Options when it comes to Mortgage Loans



When buying a home, there are 3 important factors that you cannot afford to ignore if you are to make an informed decision on mortgage loans. These are the term of the mortgage, the interest rate charged and the closing costs which constitute part of the mortgages. The term is basically the length of time it will take you to pay off your loan. Mortgage terms can be anywhere from 10 years to 30 years. The longer the terms, the longer the payments have to be made. One advantage however of this is that longer terms require lower monthly payments. Which brings us to the next factor, rate.

The interest rate defines how much you will be paying the lender for your mortgage loans. Generally, the shorter the loan term, the lower the interest rate. This rating is dependent on your credit rating, how much you make, the money you can afford to put down on the home and the value of the home you plan to purchase. Sometimes, the interest rates are also affected by the loan program. The closing costs are part of every mortgage and usually include an appraisal or an evaluation of the real value of a property, attorney fees and other expenses. Sometimes programs may offer a no closing costs program, which means that they will cover the closing costs for you. These programs are of course rare and usually indicate that the mortgage company is making a large enough commission on your loan.
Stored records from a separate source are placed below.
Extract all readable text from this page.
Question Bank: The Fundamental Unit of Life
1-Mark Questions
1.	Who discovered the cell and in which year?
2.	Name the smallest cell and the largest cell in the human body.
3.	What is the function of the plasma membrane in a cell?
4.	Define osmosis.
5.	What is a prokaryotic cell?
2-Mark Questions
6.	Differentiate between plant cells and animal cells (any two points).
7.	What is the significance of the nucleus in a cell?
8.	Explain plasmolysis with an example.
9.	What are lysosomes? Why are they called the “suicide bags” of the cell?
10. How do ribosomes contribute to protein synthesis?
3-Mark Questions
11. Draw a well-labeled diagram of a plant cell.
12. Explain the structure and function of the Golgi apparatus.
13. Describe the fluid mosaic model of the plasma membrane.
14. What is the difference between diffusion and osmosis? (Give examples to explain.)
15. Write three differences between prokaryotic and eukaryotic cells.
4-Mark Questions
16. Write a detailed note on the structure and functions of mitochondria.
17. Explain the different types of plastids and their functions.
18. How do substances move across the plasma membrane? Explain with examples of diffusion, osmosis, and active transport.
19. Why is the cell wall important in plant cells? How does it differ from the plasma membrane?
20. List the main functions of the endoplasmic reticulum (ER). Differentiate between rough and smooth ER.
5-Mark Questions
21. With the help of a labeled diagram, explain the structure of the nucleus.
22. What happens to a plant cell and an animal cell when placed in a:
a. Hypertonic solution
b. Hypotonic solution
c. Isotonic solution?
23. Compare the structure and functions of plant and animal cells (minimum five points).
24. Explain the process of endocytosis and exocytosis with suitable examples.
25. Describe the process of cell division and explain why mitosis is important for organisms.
Choosing your mortgage term is an important factor since it will determine how much you pay in the long run. Additionally, making faster payments will allow a unit of property to be leased out much quickly bringing in more revenue. The more money you put into your mortgage, the better it will be. Fixed interest rates suit many people and in the short term, they can seem like a great deal. This could also be the only option available for many to get into the home of their dreams with slightly lower payments. An adjustable rate mortgage is the other option. If you follow interest rates, then an adjustable mortgage can be work out for you. The key to refinancing an adjustable rate mortgage however is to know when to refinance into a fixed rate mortgage. Remember though that these rates can shift more than once depending on the changes in interest rates, LIBOR index or the US Treasury. Once informed, you are likely to make a prudent decision when it comes to mortgage loans.